The Spanish culture and visual landscape were exciting to Mary and after Madrid she went further to Seville. Cassatt’s subtlety comes through in her 1873 painting Spanish Dancer Wearing a Lace Mantilla, while her skill with color and detail can be seen in On the Balcony, where two young women flirt with a suitor. Cassatt captures the flowered dresses, bright shawls and coy expressions of the women, while making the male presence less facially detailed yet still dominating as he extends his arm proprietarily. The woman in red seems wistful as the man focuses attention on her companion, and she gazes down at life beyond her railed perch with perhaps a longing to find a truer love.

In the same year’s Offering the Panale to the Bullfighter, Cassatt set up a scene between another woman with a flower in her dark hair giving a bullfighter a panale, or sweet treat. In this painting, Cassatt minimizes the girl while fully showing the bullfighter, his expression just a shade arrogant and expectant. He is, after all, a killer of the bulls (!) and women surely adore him. Cassatt again offers a fine sense of masculine/feminine physical stances, with the bullfighter’s dominant posture and the woman’s more yielding position.

Cassatt’s After the Bullfight could be considered her most intriguing Spanish-influenced painting, mainly because of the artistic statement it makes. In Cassatt’s day, a kind of artistic decorum allowed men to paint nudes, dancers, actresses, or whatever female they happened to be obsessed with — as long as the work kept within the boundaries of what was then considered decency. 19th century women artists, however, generally had to limit their paintings to still-lifes, landscapes, classical or Biblical scenes, portraits of other women, children or animals, with maybe an occasional husband, brother or fatherly study.

In Cassatt’s After the Bullfight, a toreador smokes a cigarette and savors his latest triumph. He looks confident both inside the arena and beyond it, yet he is not a romantic caricature. Here Cassatt not only chose a subject equal to the Spanish works of Manet, she asserted her right as a female artist to depict a virile and attractive man.

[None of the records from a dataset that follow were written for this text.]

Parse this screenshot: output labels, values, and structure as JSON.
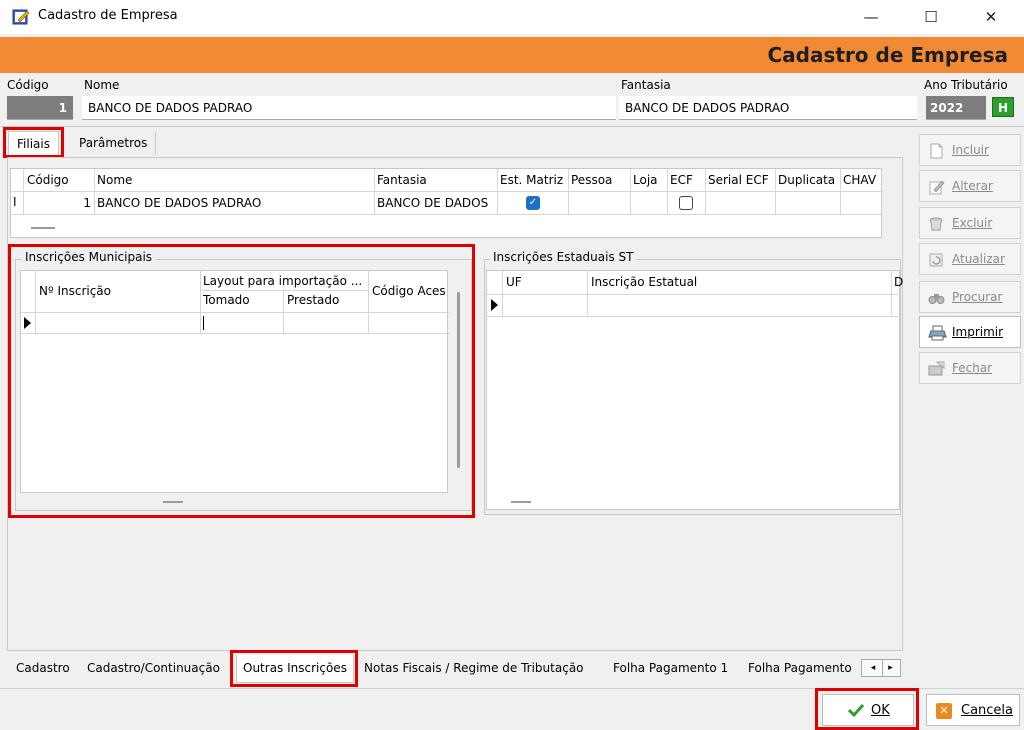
{
  "window": {
    "title": "Cadastro de Empresa",
    "minimize": "—",
    "maximize": "☐",
    "close": "✕"
  },
  "banner": {
    "title": "Cadastro de Empresa"
  },
  "fields": {
    "codigo_label": "Código",
    "codigo_value": "1",
    "nome_label": "Nome",
    "nome_value": "BANCO DE DADOS PADRAO",
    "fantasia_label": "Fantasia",
    "fantasia_value": "BANCO DE DADOS PADRAO",
    "ano_label": "Ano Tributário",
    "ano_value": "2022",
    "h_button": "H"
  },
  "top_tabs": [
    {
      "label": "Filiais",
      "selected": true
    },
    {
      "label": "Parâmetros",
      "selected": false
    }
  ],
  "filiais_grid": {
    "columns": [
      "Código",
      "Nome",
      "Fantasia",
      "Est. Matriz",
      "Pessoa",
      "Loja",
      "ECF",
      "Serial ECF",
      "Duplicata",
      "CHAV"
    ],
    "row": {
      "codigo": "1",
      "nome": "BANCO DE DADOS PADRAO",
      "fantasia": "BANCO DE DADOS",
      "est_matriz": true,
      "ecf": false
    },
    "row_indicator": "I"
  },
  "inscricoes_municipais": {
    "title": "Inscrições Municipais",
    "col_numero": "Nº Inscrição",
    "col_layout": "Layout para importação ...",
    "col_tomado": "Tomado",
    "col_prestado": "Prestado",
    "col_codigo_acesso": "Código Aces"
  },
  "inscricoes_estaduais": {
    "title": "Inscrições Estaduais ST",
    "col_uf": "UF",
    "col_inscricao": "Inscrição Estatual",
    "col_extra": "D"
  },
  "side_buttons": [
    {
      "label": "Incluir",
      "icon": "document-icon",
      "enabled": false
    },
    {
      "label": "Alterar",
      "icon": "edit-icon",
      "enabled": false
    },
    {
      "label": "Excluir",
      "icon": "trash-icon",
      "enabled": false
    },
    {
      "label": "Atualizar",
      "icon": "refresh-icon",
      "enabled": false
    },
    {
      "label": "Procurar",
      "icon": "binoculars-icon",
      "enabled": false
    },
    {
      "label": "Imprimir",
      "icon": "printer-icon",
      "enabled": true
    },
    {
      "label": "Fechar",
      "icon": "close-folder-icon",
      "enabled": false
    }
  ],
  "bottom_tabs": [
    {
      "label": "Cadastro"
    },
    {
      "label": "Cadastro/Continuação"
    },
    {
      "label": "Outras Inscrições",
      "selected": true
    },
    {
      "label": "Notas Fiscais / Regime de Tributação"
    },
    {
      "label": "Folha Pagamento 1"
    },
    {
      "label": "Folha Pagamento"
    }
  ],
  "footer": {
    "ok_label": "OK",
    "cancel_label": "Cancela"
  },
  "colors": {
    "banner": "#f28a34",
    "highlight": "#e00000",
    "checkbox_checked": "#1f6fc6"
  }
}
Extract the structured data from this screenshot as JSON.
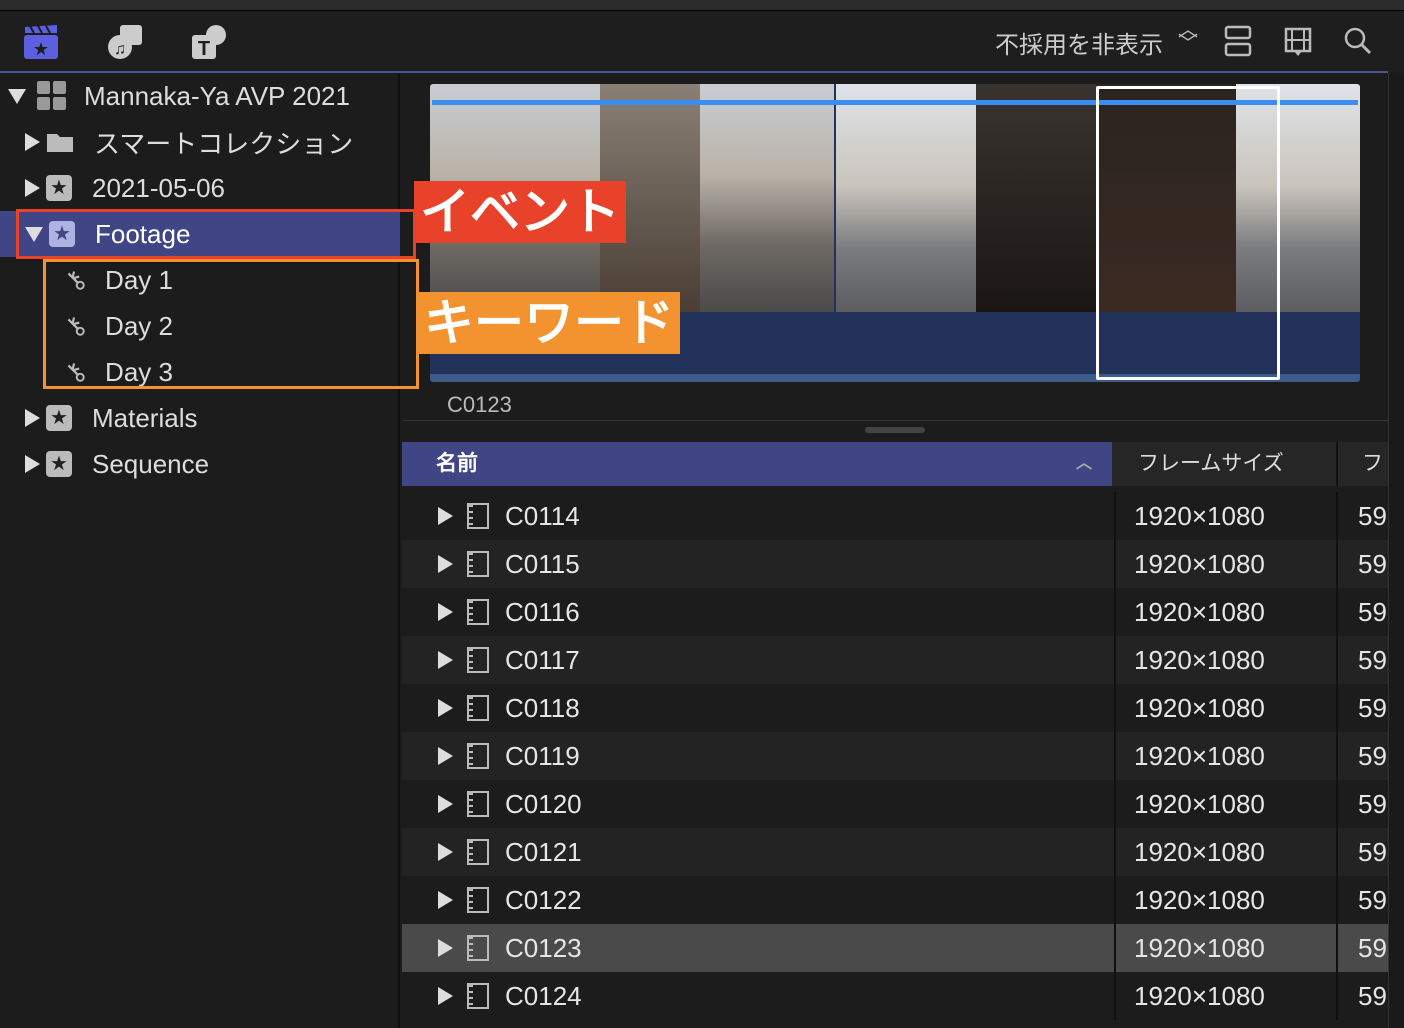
{
  "toolbar": {
    "icons": [
      "libraries-icon",
      "photos-audio-icon",
      "titles-generators-icon"
    ],
    "filter_label": "不採用を非表示",
    "right_icons": [
      "clip-appearance-icon",
      "filmstrip-view-icon",
      "search-icon"
    ]
  },
  "sidebar": {
    "library": "Mannaka-Ya AVP 2021",
    "items": [
      {
        "label": "スマートコレクション",
        "type": "folder"
      },
      {
        "label": "2021-05-06",
        "type": "event"
      },
      {
        "label": "Footage",
        "type": "event",
        "selected": true
      },
      {
        "label": "Day 1",
        "type": "keyword"
      },
      {
        "label": "Day 2",
        "type": "keyword"
      },
      {
        "label": "Day 3",
        "type": "keyword"
      },
      {
        "label": "Materials",
        "type": "event"
      },
      {
        "label": "Sequence",
        "type": "event"
      }
    ]
  },
  "viewer": {
    "clip_label": "C0123"
  },
  "table": {
    "headers": [
      "名前",
      "フレームサイズ",
      "フ"
    ],
    "rows": [
      {
        "name": "C0114",
        "size": "1920×1080",
        "fr": "59"
      },
      {
        "name": "C0115",
        "size": "1920×1080",
        "fr": "59"
      },
      {
        "name": "C0116",
        "size": "1920×1080",
        "fr": "59"
      },
      {
        "name": "C0117",
        "size": "1920×1080",
        "fr": "59"
      },
      {
        "name": "C0118",
        "size": "1920×1080",
        "fr": "59"
      },
      {
        "name": "C0119",
        "size": "1920×1080",
        "fr": "59"
      },
      {
        "name": "C0120",
        "size": "1920×1080",
        "fr": "59"
      },
      {
        "name": "C0121",
        "size": "1920×1080",
        "fr": "59"
      },
      {
        "name": "C0122",
        "size": "1920×1080",
        "fr": "59"
      },
      {
        "name": "C0123",
        "size": "1920×1080",
        "fr": "59",
        "selected": true
      },
      {
        "name": "C0124",
        "size": "1920×1080",
        "fr": "59"
      }
    ]
  },
  "annotations": {
    "event": "イベント",
    "keyword": "キーワード",
    "event_color": "#e8432a",
    "keyword_color": "#f3932f"
  }
}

Cassatt’s knowledge of bullfighters is presumed to not have come from actual attendance but from Théophile Gautier’s 1845 Travels in Spain. Gautier’s guidebook gives extensive and graphic details of the bullfight tradition and the ornate outfits of those involved, noting how the toreador “has no defensive armour, he is dressed as if for a ball…a pin could pierce his satin jacket; all he has is a bit of stuff and a frail sword.” Gautier also notes the crowd’s enjoyment of the sport’s violence and love for the man who either kills or is gored by the enraged and tormented bull.

After her Spanish sojourn, Mary Cassatt returned to Paris. She was eventually invited to exhibit independently with the French Impressionists by Edgar Degas, and she would become close friends with Degas and linked with the Impressionist group throughout the rest of her life.